Feiza Ben Mohamed
21 Mars 2024•Mise à jour: 21 Mars 2024
AA/Nice/Feïza Ben Mohamed
Le président français, Emmanuel Macron, a reçu mercredi soir à l’Elysée, plusieurs de ses ministres et cadres de la majorité afin de trouver des solutions pour réduire la dette publique.
« On doit faire face à un choc économique conjoncturel lié notamment à la géopolitique. On assume et on dit la vérité aux Français », a-t-il déclaré en préambule de ces échanges, cité par le journal L’Express.
Le chef de l’Etat a, néanmoins, rappelé que la France échappe à la récession et écarté l’idée de présenter au Parlement un budget rectificatif pour l’année en cours.
« Je ne crois pas à la fatalité. On a des atouts, des leviers possibles pour supporter ce choc. J’attends donc de vous que vous me fassiez des propositions très concrètes », a-t-il par ailleurs lancé à ses ministres, d’après les informations du journal Le Parisien.
Parmi les participants à cette soirée d’échanges et de réflexion, figurent le Premier ministre Gabriel Attal, le ministre de l’Economie et des Finances, Bruno Le Maire, le ministre de l’Intérieur, Gérald Darmanin, ou encore le ministre délégué au Budget, Thomas Cazenave.
Cette réunion aux allures de réunion de crise intervenait alors que la Cour des comptes a rendu un rapport alarmant le 12 mars courant et faisait état d’une situation « préoccupante ».
Auditionné en début de semaine au Sénat, le président de la Cour des compte, Pierre Moscovici, a alerté sur une situation « préoccupante », et des prévisions irréalistes concernant la croissance attendue en 2024.

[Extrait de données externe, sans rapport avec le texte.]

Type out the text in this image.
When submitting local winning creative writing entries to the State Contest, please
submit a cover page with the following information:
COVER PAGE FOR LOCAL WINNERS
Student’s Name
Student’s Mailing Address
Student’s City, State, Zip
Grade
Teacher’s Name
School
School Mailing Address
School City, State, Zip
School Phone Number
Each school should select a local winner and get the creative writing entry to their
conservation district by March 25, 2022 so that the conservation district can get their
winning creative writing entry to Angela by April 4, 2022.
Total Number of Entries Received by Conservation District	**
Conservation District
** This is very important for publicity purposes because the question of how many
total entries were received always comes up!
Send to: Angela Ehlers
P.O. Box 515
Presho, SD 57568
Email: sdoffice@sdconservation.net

« Aujourd’hui, nous avons probablement les finances publiques parmi les plus dégradées de la zone euro. En cause notamment, nos déficits qui étaient égaux ou supérieurs à 5 % en 2023 », a-t-il souligné.
Bercy a déjà annoncé une baisse de la prévision de croissance de 1,4 à 1%, et un plan d’économies d'au moins « 10 milliards d’euros » auquel « tous les ministères contribueront » mais doit désormais trouver d’autres pistes alors que la Cour des comptes estime qu’il faut prévoir « de l’ordre de 50 milliards d’économies entre 2025 et 2027 » pour espérer atteindre l'objectif de réduction du déficit public à 3% fixé pour la fin du mandat d’Emmanuel Macron à l’Elysée.
À noter que l’INSEE doit dévoiler mardi son rapport concernant l’état des finances publiques sur l’année 2023.